# Unreasonable neighbours in countryside



## quietman (12 Sep 2010)

What are farmers rights in relation to intimidation and harassment when going about their day to day agricultural activities?

Our female neighbours (not born or raised in Ireland) have been constantly complaining and harassing us about everything and anything for the last number of years. They are ladies with city ideas of what living in the countryside should be like. They basically want us to stop farming around their property. 

Constant complaints about countryside 'smells' and removal of anything obstructing their 'view.' We ignore and get on with our day to day activities, cause you just could not argue or win with these ‘ladies’.
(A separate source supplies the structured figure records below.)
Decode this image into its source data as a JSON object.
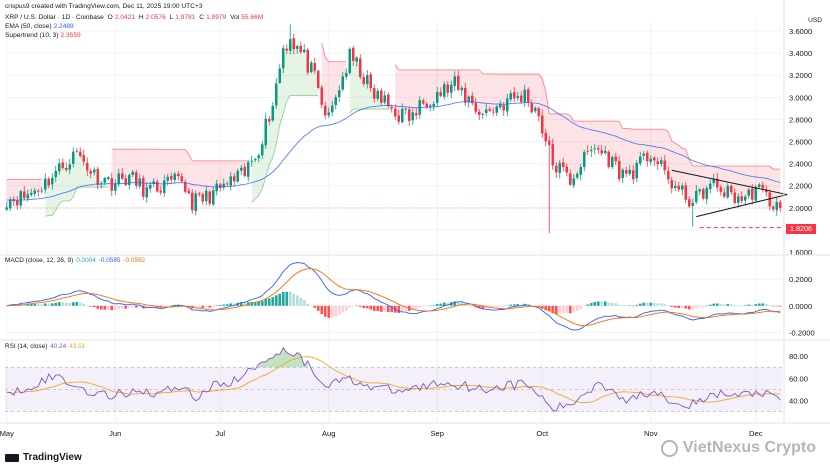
{
  "header": {
    "creator_line": "crispus9 created with TradingView.com, Dec 11, 2025 19:00 UTC+3",
    "symbol": "XRP / U.S. Dollar · 1D · Coinbase",
    "ohlc": {
      "open": {
        "label": "O",
        "value": "2.0421"
      },
      "high": {
        "label": "H",
        "value": "2.0576"
      },
      "low": {
        "label": "L",
        "value": "1.9781"
      },
      "close": {
        "label": "C",
        "value": "1.9979"
      },
      "volume": {
        "label": "Vol",
        "value": "55.66M"
      }
    },
    "ema": {
      "label": "EMA (50, close)",
      "value": "2.2489"
    },
    "supertrend": {
      "label": "Supertrend (10, 3)",
      "value": "2.3559"
    }
  },
  "currency": "USD",
  "price_tag": {
    "value": "1.8206",
    "color": "#f23645"
  },
  "macd_legend": {
    "label": "MACD (close, 12, 26, 9)",
    "v1": "0.0004",
    "v2": "-0.0585",
    "v3": "-0.0592"
  },
  "rsi_legend": {
    "label": "RSI (14, close)",
    "v1": "40.24",
    "v2": "43.51"
  },
  "brand": "TradingView",
  "watermark": "VietNexus Crypto",
  "colors": {
    "up": "#089981",
    "down": "#f23645",
    "ema": "#2962ff",
    "supertrend_down": "#f23645",
    "supertrend_up": "#4caf50",
    "macd": "#2962ff",
    "signal": "#ff6d00",
    "rsi": "#7e57c2",
    "rsi_ma": "#f5a623"
  },
  "chart_data": [
    {
      "type": "candlestick",
      "name": "price",
      "x_labels": [
        "May",
        "Jun",
        "Jul",
        "Aug",
        "Sep",
        "Oct",
        "Nov",
        "Dec"
      ],
      "x_label_days": [
        0,
        31,
        61,
        92,
        123,
        153,
        184,
        214
      ],
      "y_ticks": [
        "1.6000",
        "1.8000",
        "2.0000",
        "2.2000",
        "2.4000",
        "2.6000",
        "2.8000",
        "3.0000",
        "3.2000",
        "3.4000",
        "3.6000"
      ],
      "y_range": [
        1.6,
        3.7
      ],
      "close_anchors": [
        [
          0,
          2.08
        ],
        [
          5,
          2.1
        ],
        [
          10,
          2.2
        ],
        [
          15,
          2.35
        ],
        [
          20,
          2.5
        ],
        [
          25,
          2.3
        ],
        [
          30,
          2.23
        ],
        [
          35,
          2.28
        ],
        [
          40,
          2.15
        ],
        [
          45,
          2.2
        ],
        [
          50,
          2.25
        ],
        [
          53,
          2.05
        ],
        [
          56,
          2.08
        ],
        [
          60,
          2.15
        ],
        [
          65,
          2.25
        ],
        [
          68,
          2.3
        ],
        [
          72,
          2.55
        ],
        [
          76,
          2.95
        ],
        [
          79,
          3.45
        ],
        [
          81,
          3.55
        ],
        [
          84,
          3.4
        ],
        [
          86,
          3.3
        ],
        [
          88,
          3.15
        ],
        [
          90,
          2.92
        ],
        [
          92,
          2.8
        ],
        [
          95,
          3.1
        ],
        [
          98,
          3.35
        ],
        [
          101,
          3.25
        ],
        [
          104,
          3.05
        ],
        [
          108,
          2.95
        ],
        [
          112,
          2.85
        ],
        [
          116,
          2.82
        ],
        [
          120,
          3.0
        ],
        [
          124,
          3.05
        ],
        [
          128,
          3.1
        ],
        [
          132,
          2.98
        ],
        [
          136,
          2.85
        ],
        [
          140,
          2.92
        ],
        [
          144,
          2.98
        ],
        [
          148,
          3.02
        ],
        [
          152,
          2.85
        ],
        [
          154,
          2.6
        ],
        [
          156,
          2.4
        ],
        [
          158,
          2.35
        ],
        [
          161,
          2.25
        ],
        [
          164,
          2.4
        ],
        [
          168,
          2.55
        ],
        [
          172,
          2.45
        ],
        [
          176,
          2.3
        ],
        [
          180,
          2.35
        ],
        [
          184,
          2.5
        ],
        [
          188,
          2.3
        ],
        [
          192,
          2.15
        ],
        [
          196,
          2.05
        ],
        [
          199,
          2.15
        ],
        [
          202,
          2.2
        ],
        [
          205,
          2.15
        ],
        [
          208,
          2.1
        ],
        [
          211,
          2.08
        ],
        [
          214,
          2.18
        ],
        [
          217,
          2.1
        ],
        [
          219,
          2.03
        ],
        [
          221,
          2.0
        ]
      ],
      "last_close": 1.9979,
      "price_level": 1.8206
    },
    {
      "type": "line",
      "name": "MACD (close, 12, 26, 9)",
      "y_ticks": [
        "0.2000",
        "0.0000",
        "-0.2000"
      ],
      "y_range": [
        -0.22,
        0.36
      ]
    },
    {
      "type": "line",
      "name": "RSI (14, close)",
      "y_ticks": [
        "80.00",
        "60.00",
        "40.00"
      ],
      "y_range": [
        24,
        92
      ],
      "rsi_anchors": [
        [
          0,
          48
        ],
        [
          4,
          50
        ],
        [
          8,
          55
        ],
        [
          12,
          60
        ],
        [
          15,
          62
        ],
        [
          18,
          55
        ],
        [
          22,
          50
        ],
        [
          26,
          46
        ],
        [
          30,
          44
        ],
        [
          34,
          47
        ],
        [
          38,
          50
        ],
        [
          42,
          46
        ],
        [
          46,
          49
        ],
        [
          50,
          54
        ],
        [
          54,
          42
        ],
        [
          57,
          50
        ],
        [
          62,
          56
        ],
        [
          66,
          58
        ],
        [
          70,
          68
        ],
        [
          74,
          78
        ],
        [
          77,
          83
        ],
        [
          80,
          86
        ],
        [
          83,
          82
        ],
        [
          86,
          72
        ],
        [
          90,
          58
        ],
        [
          93,
          54
        ],
        [
          96,
          60
        ],
        [
          100,
          58
        ],
        [
          104,
          52
        ],
        [
          108,
          50
        ],
        [
          112,
          48
        ],
        [
          118,
          52
        ],
        [
          124,
          56
        ],
        [
          130,
          54
        ],
        [
          136,
          50
        ],
        [
          142,
          53
        ],
        [
          148,
          55
        ],
        [
          152,
          46
        ],
        [
          154,
          36
        ],
        [
          157,
          32
        ],
        [
          161,
          36
        ],
        [
          165,
          46
        ],
        [
          169,
          56
        ],
        [
          173,
          50
        ],
        [
          177,
          40
        ],
        [
          181,
          44
        ],
        [
          185,
          50
        ],
        [
          189,
          42
        ],
        [
          193,
          37
        ],
        [
          197,
          36
        ],
        [
          200,
          42
        ],
        [
          204,
          46
        ],
        [
          208,
          44
        ],
        [
          212,
          46
        ],
        [
          216,
          47
        ],
        [
          219,
          42
        ],
        [
          221,
          40.24
        ]
      ]
    }
  ]
}
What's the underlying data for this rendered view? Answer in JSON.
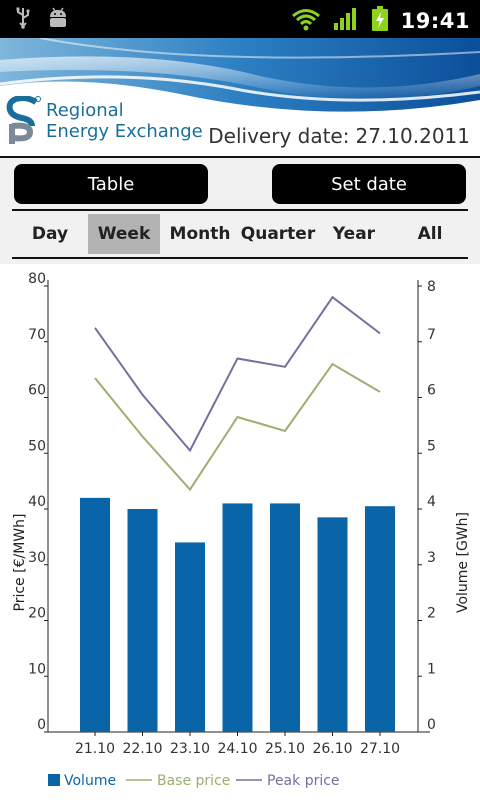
{
  "status_bar": {
    "time": "19:41",
    "icons": [
      "usb-icon",
      "android-debug-icon",
      "wifi-icon",
      "signal-icon",
      "battery-charging-icon"
    ]
  },
  "header": {
    "logo_line1": "Regional",
    "logo_line2": "Energy Exchange",
    "delivery_label": "Delivery date:",
    "delivery_value": "27.10.2011"
  },
  "buttons": {
    "table_label": "Table",
    "set_date_label": "Set date"
  },
  "tabs": [
    {
      "label": "Day",
      "active": false
    },
    {
      "label": "Week",
      "active": true
    },
    {
      "label": "Month",
      "active": false
    },
    {
      "label": "Quarter",
      "active": false
    },
    {
      "label": "Year",
      "active": false
    },
    {
      "label": "All",
      "active": false
    }
  ],
  "colors": {
    "bar": "#0a65a8",
    "base_price": "#9aaf6e",
    "peak_price": "#7b6c9c",
    "accent": "#1a6e9c"
  },
  "chart_data": {
    "type": "bar",
    "categories": [
      "21.10",
      "22.10",
      "23.10",
      "24.10",
      "25.10",
      "26.10",
      "27.10"
    ],
    "ylabel": "Price [€/MWh]",
    "y2label": "Volume [GWh]",
    "ylim": [
      0,
      80
    ],
    "y2lim": [
      0,
      8
    ],
    "yticks": [
      0,
      10,
      20,
      30,
      40,
      50,
      60,
      70,
      80
    ],
    "y2ticks": [
      0,
      1,
      2,
      3,
      4,
      5,
      6,
      7,
      8
    ],
    "series": [
      {
        "name": "Volume",
        "kind": "bar",
        "axis": "right",
        "values": [
          4.2,
          4.0,
          3.4,
          4.1,
          4.1,
          3.85,
          4.05
        ]
      },
      {
        "name": "Base price",
        "kind": "line",
        "axis": "left",
        "values": [
          63.5,
          53.0,
          43.5,
          56.5,
          54.0,
          66.0,
          61.0
        ]
      },
      {
        "name": "Peak price",
        "kind": "line",
        "axis": "left",
        "values": [
          72.5,
          60.5,
          50.5,
          67.0,
          65.5,
          78.0,
          71.5
        ]
      }
    ],
    "legend_position": "bottom",
    "grid": false
  }
}
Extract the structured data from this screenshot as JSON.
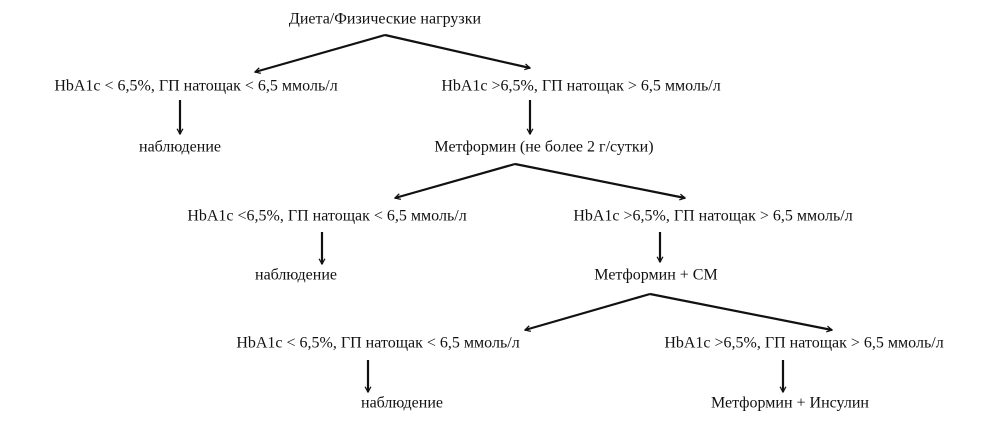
{
  "nodes": [
    {
      "label": "Диета/Физические нагрузки"
    },
    {
      "label": "HbA1c < 6,5%, ГП натощак < 6,5 ммоль/л"
    },
    {
      "label": "HbA1c >6,5%, ГП натощак > 6,5 ммоль/л"
    },
    {
      "label": "наблюдение"
    },
    {
      "label": "Метформин (не более 2 г/сутки)"
    },
    {
      "label": "HbA1c <6,5%, ГП натощак < 6,5 ммоль/л"
    },
    {
      "label": "HbA1c >6,5%, ГП натощак > 6,5 ммоль/л"
    },
    {
      "label": "наблюдение"
    },
    {
      "label": "Метформин + СМ"
    },
    {
      "label": "HbA1c < 6,5%, ГП натощак < 6,5 ммоль/л"
    },
    {
      "label": "HbA1c >6,5%, ГП натощак > 6,5 ммоль/л"
    },
    {
      "label": "наблюдение"
    },
    {
      "label": "Метформин + Инсулин"
    }
  ]
}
They've escalated to new lows now - lying to different departments in local county council all have been deemed unfounded and all files are closed. They just move onto something else or some other department to complain to.

They've entered our property and threatened to let the cattle out. All in the hope perhaps that we'll flip out some day and then theyill run to the guards with some made up story. We've gotten two finger salutes, dirty looks, one male partner threatening bodily harm (and then over to UK on a plane early next am). 

The list is endless and we are keeping a log of everything they have ever said or done. Hopefully they will stop this nonsense and eventually get a life for themselves. 

Anyone have neighbours like this beside them?

Any words of advice.


----------



## niceoneted (12 Sep 2010)

Have you spoken to a solicitor about this? I think you should. also have you reported the threats to the Gardaí 
Not quite sure if there would be a charge under public order act or some other law.


----------



## ajapale (12 Sep 2010)

While I empathise with your situation rows with neighbours in rural Ireland are hardly anything new! 

Having said that over the last few decades thousands of people have moved to rural parts of Ireland from other urban areas of Ireland, Britain and and Continental Europe.

What you are describing is a classic culture clash and Im not sure that there is any easy resolution.

I think you should speak with a good sensible solicitor with experience in rural matters.

You could also try to contact the IFA or other farmers representative bodies. Perhaps you could contact the Farmers Journal to see if they have covered the generalities of the situation.

I wonder whether there are any forums dedicated to the needs of farmers in rural Ireland? 

aj


----------



## z107 (12 Sep 2010)

...


----------



## quietman (12 Sep 2010)

Thanks for the responses.  Will check things out further.


----------



## browtal (12 Sep 2010)

Dont be too nice on these matters. People like these neighbours dont change. We have same and we took the quiet route but it did not work they continued to intimidate us on anything they could think of. Calling the guards when our dog was in our front garden. And surprise! the gards came up and checked out the situation. They called the guards again over the same matter, again the guards came to us. I am sure if I rang the guards over something they would not be so prompt. 
Do consult a solicitor and be guided by them. Get your solicitor to write if necessary.
When you live in the country you must expect country things. 
We also lived in the Country at one time. We experienced various smells but thought that is what living in the country is about. We had neighbours cattle destroy our lawn a number of times. Neighbours called to check the damage but decent people dont exploit their neighbours, cattle break out. 
One neighbour caused this damage several times and last time he called we asked him to buy some wire fencing and we would help him mend the areas where the cattle were breaking out. 
Our children sometimes enjoyed the facility of their fields too.  One one occasion our children and the neighbours children were playing in his hay field on the stucks of hay. He came to see the children and asked them to keep an eye on his field as damage was being done by someone. The children watched the field and did no more damage. What a good neighbour - we no longer live in the country and we miss the good neighbours.
Good luck Browtal


----------



## quietman (14 Sep 2010)

Thank you for your response. We will probably speak with a solicitor. Possibly the only solution right now, given how so out of control they have gotten. It amazes me how people can be so nasty, warped and unstable for no good reason.


----------



## Betsy Og (14 Sep 2010)

As a general cynical view of the world, people take liberties when they think they can get away with it.

You can see that with the criminal families, elements of the travelling community etc.

So the only solution is to act tough, by that I mean show them that you know the law and are prepared to use it. Fair play to you for not fighting fire with fire (stooping to their level), because ultimately the guards and the courts should favour the one coming to court "with clean hands".

I'd agree with everyone else here, you need to get a few "scores on the board", talk to your solicitor. Have a chat with the local guards and give them your view - in my experience the majority of guards are reasonable types and probably have more sympathy with your plight than the point of view of your neighbours (especially if they've been out on fools errands before).

The only other thing you can do is make sure you are squeaky clean - overdo the fencing so sure no breakouts, be careful on pollution control, dates for spreading slurry, go handy on the local roads in tractors etc. etc.


----------



## Complainer (15 Sep 2010)

Get a camcorder - and let them see that you are recording all their little outbursts.


----------